According to a study reported in the Journal of the American Academy of Dermatology, the use of indoor tanning machines has decreased by a third between 2010 and 2015 overall. While indoor tanning still remains popular, particularly for young non-Hispanic white women, this group has also seen an approximately 30% decline.
“Indoor tanning and sunburns increase the risk of skin cancer, including melanoma,” said Gery Guy, lead author of the study.

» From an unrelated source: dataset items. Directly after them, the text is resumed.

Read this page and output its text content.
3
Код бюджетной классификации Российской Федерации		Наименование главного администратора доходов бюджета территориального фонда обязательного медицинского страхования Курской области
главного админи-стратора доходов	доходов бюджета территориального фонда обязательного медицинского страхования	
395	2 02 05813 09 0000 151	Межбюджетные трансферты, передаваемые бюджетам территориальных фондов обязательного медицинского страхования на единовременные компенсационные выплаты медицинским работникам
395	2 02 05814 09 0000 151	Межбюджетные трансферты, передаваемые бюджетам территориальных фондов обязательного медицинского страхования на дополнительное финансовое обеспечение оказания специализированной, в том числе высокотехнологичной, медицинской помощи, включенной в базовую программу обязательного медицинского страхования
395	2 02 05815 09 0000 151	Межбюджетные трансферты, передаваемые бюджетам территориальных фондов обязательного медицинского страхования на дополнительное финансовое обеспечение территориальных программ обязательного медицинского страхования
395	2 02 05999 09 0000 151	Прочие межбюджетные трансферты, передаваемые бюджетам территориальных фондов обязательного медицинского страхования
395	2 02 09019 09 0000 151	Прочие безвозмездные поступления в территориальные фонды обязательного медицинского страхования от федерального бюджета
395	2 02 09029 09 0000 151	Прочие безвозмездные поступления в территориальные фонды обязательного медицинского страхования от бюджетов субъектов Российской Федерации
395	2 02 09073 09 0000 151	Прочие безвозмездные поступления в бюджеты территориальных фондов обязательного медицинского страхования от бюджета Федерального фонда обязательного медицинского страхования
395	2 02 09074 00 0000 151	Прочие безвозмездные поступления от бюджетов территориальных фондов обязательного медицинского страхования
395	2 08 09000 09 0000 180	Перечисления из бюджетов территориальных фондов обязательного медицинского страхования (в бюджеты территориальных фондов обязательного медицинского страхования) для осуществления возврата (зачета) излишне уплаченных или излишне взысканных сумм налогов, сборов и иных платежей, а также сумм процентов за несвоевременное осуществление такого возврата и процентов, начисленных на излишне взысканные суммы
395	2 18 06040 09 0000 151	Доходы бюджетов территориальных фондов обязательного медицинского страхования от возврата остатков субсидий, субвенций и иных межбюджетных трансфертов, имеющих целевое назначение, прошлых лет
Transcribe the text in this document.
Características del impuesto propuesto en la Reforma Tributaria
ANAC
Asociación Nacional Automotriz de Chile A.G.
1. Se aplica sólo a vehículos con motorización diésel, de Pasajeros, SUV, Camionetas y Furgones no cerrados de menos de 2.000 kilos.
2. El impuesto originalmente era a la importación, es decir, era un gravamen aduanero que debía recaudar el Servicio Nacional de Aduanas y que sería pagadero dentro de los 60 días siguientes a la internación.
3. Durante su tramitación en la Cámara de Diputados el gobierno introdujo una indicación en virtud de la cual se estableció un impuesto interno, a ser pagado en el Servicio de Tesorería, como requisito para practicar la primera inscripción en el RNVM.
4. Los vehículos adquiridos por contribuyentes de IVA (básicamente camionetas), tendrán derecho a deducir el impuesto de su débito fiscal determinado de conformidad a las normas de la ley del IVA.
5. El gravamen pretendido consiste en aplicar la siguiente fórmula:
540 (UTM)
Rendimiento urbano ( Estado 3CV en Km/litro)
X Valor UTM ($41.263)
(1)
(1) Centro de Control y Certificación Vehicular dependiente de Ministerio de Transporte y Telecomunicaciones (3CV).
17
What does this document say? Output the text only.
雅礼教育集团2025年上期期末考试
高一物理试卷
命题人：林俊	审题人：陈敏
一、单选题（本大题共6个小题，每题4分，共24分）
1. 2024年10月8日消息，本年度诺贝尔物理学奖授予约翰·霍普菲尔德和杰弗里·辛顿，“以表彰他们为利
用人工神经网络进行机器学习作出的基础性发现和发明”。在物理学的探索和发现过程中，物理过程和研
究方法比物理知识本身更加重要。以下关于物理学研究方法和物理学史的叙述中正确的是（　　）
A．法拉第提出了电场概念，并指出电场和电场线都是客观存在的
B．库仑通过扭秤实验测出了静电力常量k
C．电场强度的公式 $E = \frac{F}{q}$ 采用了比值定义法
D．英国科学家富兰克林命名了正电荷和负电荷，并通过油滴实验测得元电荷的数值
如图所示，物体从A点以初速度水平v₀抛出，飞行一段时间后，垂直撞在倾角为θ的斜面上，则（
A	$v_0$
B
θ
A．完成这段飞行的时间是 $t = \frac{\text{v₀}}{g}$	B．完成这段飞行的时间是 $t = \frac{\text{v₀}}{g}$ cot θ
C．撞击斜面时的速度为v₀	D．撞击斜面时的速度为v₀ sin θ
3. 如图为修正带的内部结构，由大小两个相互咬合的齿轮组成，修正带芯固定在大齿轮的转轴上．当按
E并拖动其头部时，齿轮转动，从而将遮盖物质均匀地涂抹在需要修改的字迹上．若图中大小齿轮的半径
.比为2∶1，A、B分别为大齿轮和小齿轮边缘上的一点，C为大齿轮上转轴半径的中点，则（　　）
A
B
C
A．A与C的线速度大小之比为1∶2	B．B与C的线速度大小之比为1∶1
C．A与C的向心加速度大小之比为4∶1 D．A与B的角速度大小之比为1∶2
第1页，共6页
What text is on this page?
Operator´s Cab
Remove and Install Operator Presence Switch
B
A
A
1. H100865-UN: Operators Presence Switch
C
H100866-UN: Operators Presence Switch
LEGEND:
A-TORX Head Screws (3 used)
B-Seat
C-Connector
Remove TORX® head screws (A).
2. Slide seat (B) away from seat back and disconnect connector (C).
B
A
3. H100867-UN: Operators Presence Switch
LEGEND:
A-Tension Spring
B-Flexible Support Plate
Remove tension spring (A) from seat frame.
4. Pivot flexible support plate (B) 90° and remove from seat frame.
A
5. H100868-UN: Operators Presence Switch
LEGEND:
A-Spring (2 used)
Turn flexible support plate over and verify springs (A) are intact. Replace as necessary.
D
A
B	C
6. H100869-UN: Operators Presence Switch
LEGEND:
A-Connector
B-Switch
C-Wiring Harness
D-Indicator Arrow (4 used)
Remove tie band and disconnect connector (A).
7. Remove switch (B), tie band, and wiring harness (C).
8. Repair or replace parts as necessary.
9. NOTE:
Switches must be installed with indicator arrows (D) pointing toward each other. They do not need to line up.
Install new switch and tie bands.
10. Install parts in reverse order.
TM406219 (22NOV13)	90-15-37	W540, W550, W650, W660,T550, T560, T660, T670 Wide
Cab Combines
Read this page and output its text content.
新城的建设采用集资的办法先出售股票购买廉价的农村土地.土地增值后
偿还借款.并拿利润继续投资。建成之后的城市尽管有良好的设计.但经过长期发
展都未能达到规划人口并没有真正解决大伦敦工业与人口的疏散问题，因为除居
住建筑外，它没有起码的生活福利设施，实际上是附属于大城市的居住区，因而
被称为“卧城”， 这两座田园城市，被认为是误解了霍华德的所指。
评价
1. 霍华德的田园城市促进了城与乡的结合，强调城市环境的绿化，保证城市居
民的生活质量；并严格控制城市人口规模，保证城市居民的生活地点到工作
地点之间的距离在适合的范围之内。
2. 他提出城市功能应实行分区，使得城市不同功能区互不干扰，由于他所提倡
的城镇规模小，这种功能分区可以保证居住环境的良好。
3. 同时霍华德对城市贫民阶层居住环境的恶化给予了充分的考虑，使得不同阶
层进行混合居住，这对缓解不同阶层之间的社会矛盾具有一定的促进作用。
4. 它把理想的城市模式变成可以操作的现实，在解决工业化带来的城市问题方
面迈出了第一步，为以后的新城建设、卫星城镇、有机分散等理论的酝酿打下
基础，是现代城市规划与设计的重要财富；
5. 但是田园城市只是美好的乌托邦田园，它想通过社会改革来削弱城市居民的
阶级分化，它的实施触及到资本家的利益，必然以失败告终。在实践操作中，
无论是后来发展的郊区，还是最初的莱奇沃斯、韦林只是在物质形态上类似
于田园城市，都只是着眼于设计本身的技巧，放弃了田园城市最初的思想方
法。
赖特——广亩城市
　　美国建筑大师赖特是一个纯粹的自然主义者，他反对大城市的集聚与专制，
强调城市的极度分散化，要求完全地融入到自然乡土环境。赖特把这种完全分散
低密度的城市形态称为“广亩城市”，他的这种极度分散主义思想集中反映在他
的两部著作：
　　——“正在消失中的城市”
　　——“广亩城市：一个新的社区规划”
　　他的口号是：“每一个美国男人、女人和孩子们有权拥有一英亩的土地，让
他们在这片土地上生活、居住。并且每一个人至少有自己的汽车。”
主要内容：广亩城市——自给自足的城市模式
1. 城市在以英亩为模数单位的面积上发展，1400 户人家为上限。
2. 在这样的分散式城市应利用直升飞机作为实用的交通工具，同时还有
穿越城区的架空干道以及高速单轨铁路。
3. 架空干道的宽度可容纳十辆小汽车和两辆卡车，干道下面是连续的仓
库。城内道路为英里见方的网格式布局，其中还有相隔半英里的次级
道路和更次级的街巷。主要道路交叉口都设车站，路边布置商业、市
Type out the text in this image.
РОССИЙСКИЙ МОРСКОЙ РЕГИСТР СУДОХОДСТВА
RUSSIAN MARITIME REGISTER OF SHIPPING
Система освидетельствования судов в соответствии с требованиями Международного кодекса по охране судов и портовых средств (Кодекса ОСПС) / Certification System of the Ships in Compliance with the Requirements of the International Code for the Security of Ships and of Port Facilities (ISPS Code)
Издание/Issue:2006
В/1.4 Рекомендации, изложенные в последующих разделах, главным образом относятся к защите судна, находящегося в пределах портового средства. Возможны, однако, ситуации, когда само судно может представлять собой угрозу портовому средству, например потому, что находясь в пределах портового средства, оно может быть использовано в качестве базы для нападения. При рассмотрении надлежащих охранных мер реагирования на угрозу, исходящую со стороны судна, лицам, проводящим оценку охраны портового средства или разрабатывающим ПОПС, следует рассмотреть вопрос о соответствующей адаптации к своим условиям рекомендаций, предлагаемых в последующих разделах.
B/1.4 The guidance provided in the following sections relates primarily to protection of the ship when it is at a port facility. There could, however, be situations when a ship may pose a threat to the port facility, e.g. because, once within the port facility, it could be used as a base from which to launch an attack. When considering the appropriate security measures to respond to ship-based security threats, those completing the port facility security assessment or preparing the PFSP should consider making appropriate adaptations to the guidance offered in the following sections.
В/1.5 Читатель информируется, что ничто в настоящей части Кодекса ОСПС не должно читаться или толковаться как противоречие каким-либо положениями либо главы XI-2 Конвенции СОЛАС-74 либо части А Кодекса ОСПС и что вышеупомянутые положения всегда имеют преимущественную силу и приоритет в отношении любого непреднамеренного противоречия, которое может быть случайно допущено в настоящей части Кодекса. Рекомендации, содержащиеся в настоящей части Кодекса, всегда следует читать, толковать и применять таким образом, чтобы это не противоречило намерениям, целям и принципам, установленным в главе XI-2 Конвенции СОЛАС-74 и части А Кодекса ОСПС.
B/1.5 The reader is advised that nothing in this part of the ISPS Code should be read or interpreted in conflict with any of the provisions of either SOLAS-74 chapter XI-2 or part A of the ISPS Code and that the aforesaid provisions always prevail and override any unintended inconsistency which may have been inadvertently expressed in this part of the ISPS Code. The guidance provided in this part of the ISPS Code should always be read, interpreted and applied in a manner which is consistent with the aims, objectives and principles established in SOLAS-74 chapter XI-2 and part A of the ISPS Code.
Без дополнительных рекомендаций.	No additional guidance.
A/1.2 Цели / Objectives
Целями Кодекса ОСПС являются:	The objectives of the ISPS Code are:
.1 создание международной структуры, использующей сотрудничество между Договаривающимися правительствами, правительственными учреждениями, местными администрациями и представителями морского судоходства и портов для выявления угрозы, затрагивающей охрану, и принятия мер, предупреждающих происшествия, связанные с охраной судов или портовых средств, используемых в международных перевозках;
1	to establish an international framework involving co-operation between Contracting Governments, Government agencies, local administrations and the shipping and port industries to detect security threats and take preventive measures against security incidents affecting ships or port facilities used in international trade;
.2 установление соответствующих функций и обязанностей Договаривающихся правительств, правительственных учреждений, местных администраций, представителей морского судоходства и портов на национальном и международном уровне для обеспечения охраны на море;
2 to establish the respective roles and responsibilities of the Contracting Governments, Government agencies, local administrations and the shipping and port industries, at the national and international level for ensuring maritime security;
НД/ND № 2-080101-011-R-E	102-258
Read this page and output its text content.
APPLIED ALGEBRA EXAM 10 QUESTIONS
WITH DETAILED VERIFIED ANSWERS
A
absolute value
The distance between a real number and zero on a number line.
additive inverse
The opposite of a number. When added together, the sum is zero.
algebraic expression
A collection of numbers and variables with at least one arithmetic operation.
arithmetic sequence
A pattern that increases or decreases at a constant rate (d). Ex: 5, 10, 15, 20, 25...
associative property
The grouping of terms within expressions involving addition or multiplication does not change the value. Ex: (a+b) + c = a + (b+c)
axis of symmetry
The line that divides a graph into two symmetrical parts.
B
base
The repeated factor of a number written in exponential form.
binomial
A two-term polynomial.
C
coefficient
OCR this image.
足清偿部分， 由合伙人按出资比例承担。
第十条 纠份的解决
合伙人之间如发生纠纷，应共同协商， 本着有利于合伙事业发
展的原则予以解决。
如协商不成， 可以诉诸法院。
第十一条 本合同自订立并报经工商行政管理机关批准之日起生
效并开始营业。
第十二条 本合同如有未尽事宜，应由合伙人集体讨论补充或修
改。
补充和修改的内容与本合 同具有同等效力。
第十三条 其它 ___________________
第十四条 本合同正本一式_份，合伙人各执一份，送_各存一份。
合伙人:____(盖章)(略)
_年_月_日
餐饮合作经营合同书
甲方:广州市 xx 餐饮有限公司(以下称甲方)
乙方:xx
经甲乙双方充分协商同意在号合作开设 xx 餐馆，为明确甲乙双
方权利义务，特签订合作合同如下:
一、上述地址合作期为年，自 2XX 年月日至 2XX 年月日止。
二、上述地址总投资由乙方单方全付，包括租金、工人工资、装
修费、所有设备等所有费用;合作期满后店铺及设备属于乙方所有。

Indoor Tanning Habits Decline
The study used data from the annual National Health Interview Survey, a nationally-representative sample of 25 million adults in the United States over 18 years old. In the survey, participants were asked about their indoor tanning habits and any sunburns experienced (both indoor and outdoor), throughout the past year.
The results from the survey found that only 3.5% of participants are indoor tanning machine users, compared to the 5.5% in 2010. Indoor tanning in the adult group of users also dropped from 31.8% to 20.4%.
Base Tan Myth
Results also showed that almost half of sunburns (about 41%) were linked to indoor tanning. This group reported that indoor tanners had at least one sunburn during the year, compared to the 34% of people who did not use tanning beds.
Though indoor tanning is becoming less and less popular, researchers believe the risk of sunburn is higher indoors because of general tan-seeking behavior and the theory that skin can be protected by a "base tan." Contrary to popular belief, this idea of a base tan is untrue and can lead to more harm further on.